Was dann auch prompt so umgesetzt wird. Am Morgen des 17. April heißt es dazu auf der Website des Senders:
„Für die Freilassung Wolfgang Leikermosers wurden heute Morgen 2 Songs gespielt: Last Christmas und der Bacardi-Song.“
Ankündigung von Antenne Bayern am Vortag
Schon am Tag zuvor erklärte „Wetterfee“ Indra im Programm, dass man Moderator Leikermoser unbedingt zurück in der Morgensendung haben wolle. Man müsse sich also den „fiesen Verbrecher-Entführern beugen“, wie sie es formulierte. Auch Hörer kamen zu Wort:
Nun muss man wissen, dass derartige Aktionen im Radio natürlich nicht ganz neu sind: Im vergangenen Dezember erst hieß es in einer Meldung über den kleinen Sender baden.fm: „Moderator schließt sich im Studio ein und spielt nur noch “Last Christmas““. Das programmierte Happy-End ließ freilich nicht lange auf sich warten: „Nach 14 Wiederholungen des Titels brachte Programmchef Reyk Heyer um 8.20 Uhr, den „Last Christmas-Verrückten“ wieder zur Vernunft“, hieß es damals. Hat sich Antenne Bayern an dieser Aktion orientiert?

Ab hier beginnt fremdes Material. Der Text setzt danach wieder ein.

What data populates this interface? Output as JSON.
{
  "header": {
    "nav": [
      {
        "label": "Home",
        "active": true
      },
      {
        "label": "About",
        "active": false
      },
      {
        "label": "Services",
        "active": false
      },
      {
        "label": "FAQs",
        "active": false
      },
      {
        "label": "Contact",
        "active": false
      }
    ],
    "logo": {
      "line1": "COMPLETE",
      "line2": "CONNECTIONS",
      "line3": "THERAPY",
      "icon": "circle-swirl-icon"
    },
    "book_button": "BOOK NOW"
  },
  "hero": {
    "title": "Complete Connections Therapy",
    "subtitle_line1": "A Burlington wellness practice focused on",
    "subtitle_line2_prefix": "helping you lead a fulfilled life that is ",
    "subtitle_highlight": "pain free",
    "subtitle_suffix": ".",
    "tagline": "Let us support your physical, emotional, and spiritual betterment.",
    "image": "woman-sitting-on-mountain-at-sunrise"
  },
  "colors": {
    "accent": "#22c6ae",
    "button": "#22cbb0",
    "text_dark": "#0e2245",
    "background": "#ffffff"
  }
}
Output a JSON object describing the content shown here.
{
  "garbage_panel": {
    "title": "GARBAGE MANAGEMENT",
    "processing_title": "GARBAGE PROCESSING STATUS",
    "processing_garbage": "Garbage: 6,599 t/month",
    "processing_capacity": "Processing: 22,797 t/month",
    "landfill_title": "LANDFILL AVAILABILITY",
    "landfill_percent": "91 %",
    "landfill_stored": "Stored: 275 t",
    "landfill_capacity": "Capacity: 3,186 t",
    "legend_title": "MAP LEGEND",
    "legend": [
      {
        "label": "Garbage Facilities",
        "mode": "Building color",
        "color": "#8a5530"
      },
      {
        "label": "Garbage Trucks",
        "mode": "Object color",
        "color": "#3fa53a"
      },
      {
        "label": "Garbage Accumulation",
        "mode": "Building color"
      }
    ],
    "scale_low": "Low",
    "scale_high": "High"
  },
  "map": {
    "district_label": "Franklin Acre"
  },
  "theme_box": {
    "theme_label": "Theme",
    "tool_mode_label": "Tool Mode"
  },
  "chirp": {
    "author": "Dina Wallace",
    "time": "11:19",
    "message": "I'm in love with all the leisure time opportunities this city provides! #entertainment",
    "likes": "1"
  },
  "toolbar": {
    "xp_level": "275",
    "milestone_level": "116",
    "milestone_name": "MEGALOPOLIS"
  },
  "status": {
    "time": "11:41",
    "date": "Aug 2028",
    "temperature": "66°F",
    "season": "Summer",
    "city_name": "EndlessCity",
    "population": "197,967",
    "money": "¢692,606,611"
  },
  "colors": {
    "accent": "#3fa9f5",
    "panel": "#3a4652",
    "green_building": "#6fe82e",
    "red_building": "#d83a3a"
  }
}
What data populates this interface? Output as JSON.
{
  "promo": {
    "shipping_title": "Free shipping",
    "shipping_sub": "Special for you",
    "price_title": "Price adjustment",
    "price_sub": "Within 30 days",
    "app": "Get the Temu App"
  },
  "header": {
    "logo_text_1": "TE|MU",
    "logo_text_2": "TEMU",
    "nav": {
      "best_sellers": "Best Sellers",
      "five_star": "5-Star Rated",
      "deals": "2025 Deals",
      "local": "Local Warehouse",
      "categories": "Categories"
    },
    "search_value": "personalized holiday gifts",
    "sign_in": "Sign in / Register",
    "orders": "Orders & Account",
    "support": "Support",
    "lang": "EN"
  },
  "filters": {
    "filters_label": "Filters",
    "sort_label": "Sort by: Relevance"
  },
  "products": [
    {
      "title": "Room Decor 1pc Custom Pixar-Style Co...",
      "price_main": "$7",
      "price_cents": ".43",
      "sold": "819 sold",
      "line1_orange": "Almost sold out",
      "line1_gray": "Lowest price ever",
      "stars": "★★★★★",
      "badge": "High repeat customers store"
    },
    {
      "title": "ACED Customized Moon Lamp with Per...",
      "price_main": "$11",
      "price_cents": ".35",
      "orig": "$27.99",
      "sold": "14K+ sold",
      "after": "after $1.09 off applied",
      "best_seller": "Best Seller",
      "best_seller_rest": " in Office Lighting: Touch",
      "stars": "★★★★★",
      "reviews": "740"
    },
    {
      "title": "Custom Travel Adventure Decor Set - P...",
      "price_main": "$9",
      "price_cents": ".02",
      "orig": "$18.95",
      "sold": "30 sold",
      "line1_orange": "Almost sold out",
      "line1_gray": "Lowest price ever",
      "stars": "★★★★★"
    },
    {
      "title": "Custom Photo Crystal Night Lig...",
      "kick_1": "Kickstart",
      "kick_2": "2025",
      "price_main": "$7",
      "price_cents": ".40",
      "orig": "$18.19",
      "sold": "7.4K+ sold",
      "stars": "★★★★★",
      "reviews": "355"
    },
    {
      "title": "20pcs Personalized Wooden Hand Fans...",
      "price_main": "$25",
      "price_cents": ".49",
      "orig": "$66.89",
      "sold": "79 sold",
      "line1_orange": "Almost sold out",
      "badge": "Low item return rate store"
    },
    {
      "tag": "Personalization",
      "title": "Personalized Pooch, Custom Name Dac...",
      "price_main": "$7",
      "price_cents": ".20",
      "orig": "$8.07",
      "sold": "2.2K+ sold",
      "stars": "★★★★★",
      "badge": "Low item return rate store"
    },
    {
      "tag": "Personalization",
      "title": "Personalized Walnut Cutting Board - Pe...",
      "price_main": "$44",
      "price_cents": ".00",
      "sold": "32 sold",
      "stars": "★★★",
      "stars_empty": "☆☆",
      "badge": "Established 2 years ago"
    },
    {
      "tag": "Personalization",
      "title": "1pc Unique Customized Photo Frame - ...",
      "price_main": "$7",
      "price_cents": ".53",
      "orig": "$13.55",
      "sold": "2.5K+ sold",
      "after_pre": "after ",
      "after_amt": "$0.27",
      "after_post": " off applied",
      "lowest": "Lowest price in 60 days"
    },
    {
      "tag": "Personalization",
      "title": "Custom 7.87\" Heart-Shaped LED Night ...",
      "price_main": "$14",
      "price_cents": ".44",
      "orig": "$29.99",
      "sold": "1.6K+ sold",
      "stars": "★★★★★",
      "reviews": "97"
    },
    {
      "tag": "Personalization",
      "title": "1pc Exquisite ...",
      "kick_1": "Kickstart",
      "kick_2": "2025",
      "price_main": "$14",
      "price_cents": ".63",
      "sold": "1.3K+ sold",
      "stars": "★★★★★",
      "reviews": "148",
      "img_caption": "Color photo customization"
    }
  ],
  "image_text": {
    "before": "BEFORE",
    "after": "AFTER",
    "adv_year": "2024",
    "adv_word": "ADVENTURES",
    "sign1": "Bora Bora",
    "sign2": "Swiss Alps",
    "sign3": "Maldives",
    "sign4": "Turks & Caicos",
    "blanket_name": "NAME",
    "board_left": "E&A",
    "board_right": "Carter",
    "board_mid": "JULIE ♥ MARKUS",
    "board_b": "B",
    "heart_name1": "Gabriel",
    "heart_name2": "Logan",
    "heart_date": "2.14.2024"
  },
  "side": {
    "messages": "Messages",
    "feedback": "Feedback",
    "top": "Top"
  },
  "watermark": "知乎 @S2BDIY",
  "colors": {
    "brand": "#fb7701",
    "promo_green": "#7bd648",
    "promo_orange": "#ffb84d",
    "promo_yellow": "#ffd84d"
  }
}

„Dancing Queen“ und „No Milk today“ in Endlosschleife
Erwähnenswert ist in diesem Zusammenhang noch der Alleingang des Hamburger Radio-DJ Oliver Pscherer. Der hatte sich vor einigen Jahren ohne Absprache mit den Programmverantwortlichen ins Studio eingeschlossen – und „Dancing Queen“ und „No Milk today“ in Endlosschleife gespielt. Damit wollte er ein Zeichen setzen, wie er im vergangenen Jahr gegenüber „Spiegel Online“ sagte: „Überall dudeln dieselben Songs rauf und runter – als gäbe es nur Phil Collins, Eros Ramazotti, Anastacia, Rolling Stones. Bon Jovi gilt da schon als progressiv. Die Rotation bei kommerziellen Sendern ist unglaublich klein.“
Viel Applaus in den sozialen Netzwerken
Ein Blick in die sozialen Netzwerke genügt: Die aktuelle Aktion von Antenne Bayern scheint ihr womöglich erkläres Ziel – Aufmerksamkeit für das eigene Radioprogramm zu erregen – nicht verfehlt zu haben. Das Gros der analysierten Nutzer-Kommentare ist positiv, nur selten finden sich eher negative Untertöne wie in den hier unten gezeigten Postings:
Hat ein Hörer also keine Lust mehr auf derartiges Programm, schaltet sich Antenne Bayern in die Diskussion ein – wie auch hier:
„Die Medien“ spielen mit
Auch einige größere Nachrichtenportale verbreiten die Maibaum-Meldung, ohne sich mit ihr journalistisch näher auseinanderzusetzen. Der „Münchner Merkur“ spielt besonders bereitwillig mit: Unter der Überschrift „Leikermoser als Maibaum-Geisel“ findet sich eine ganze Geschichte zum Thema.
Antenne Bayern meldet sich nicht
Radiowatcher hat bei Antenne Bayern nachgefragt, wie man den Erfolg der Maibaum-Aktion einschätze und weshalb man sich für die Titel „Last Christmas“ und „Summer Dreaming“ entschieden habe. Während der Sender diesem Blog im Februar Fragen beantwortete, ist man hierzu diesmal offensichtlich nicht bereit.
Um neun Uhr morgens ist die Aktion nach mehreren Stunden beeindet. Moderatorin Kathie Kleff sagt, man sei bei Antenne Bayern „für jeden Spaß zu haben“ und habe „ein bisschen Radiogeschichte geschrieben“. Sie selbst sei am Morgen im Bad gestanden und dachte beim Antenne-Bayern-Hören, sie sei „im falschen Film“. Dann hat sie noch ein Bonbon für all jene, die an diesem Morgen tapfer zugehört haben: „Danke an die besten Hörer der Welt!“, sagt Kathie Kleff – und spielt den Song „Mad World“. Man muss es gehört haben:
Update, 19:04 Uhr: Kurz nach 18 Uhr hat die Antwort der Pressestelle von Antenne Bayern radiowatcher erreicht. In der Mail geht der Sender auf keine der ihm gestellten Fragen ein.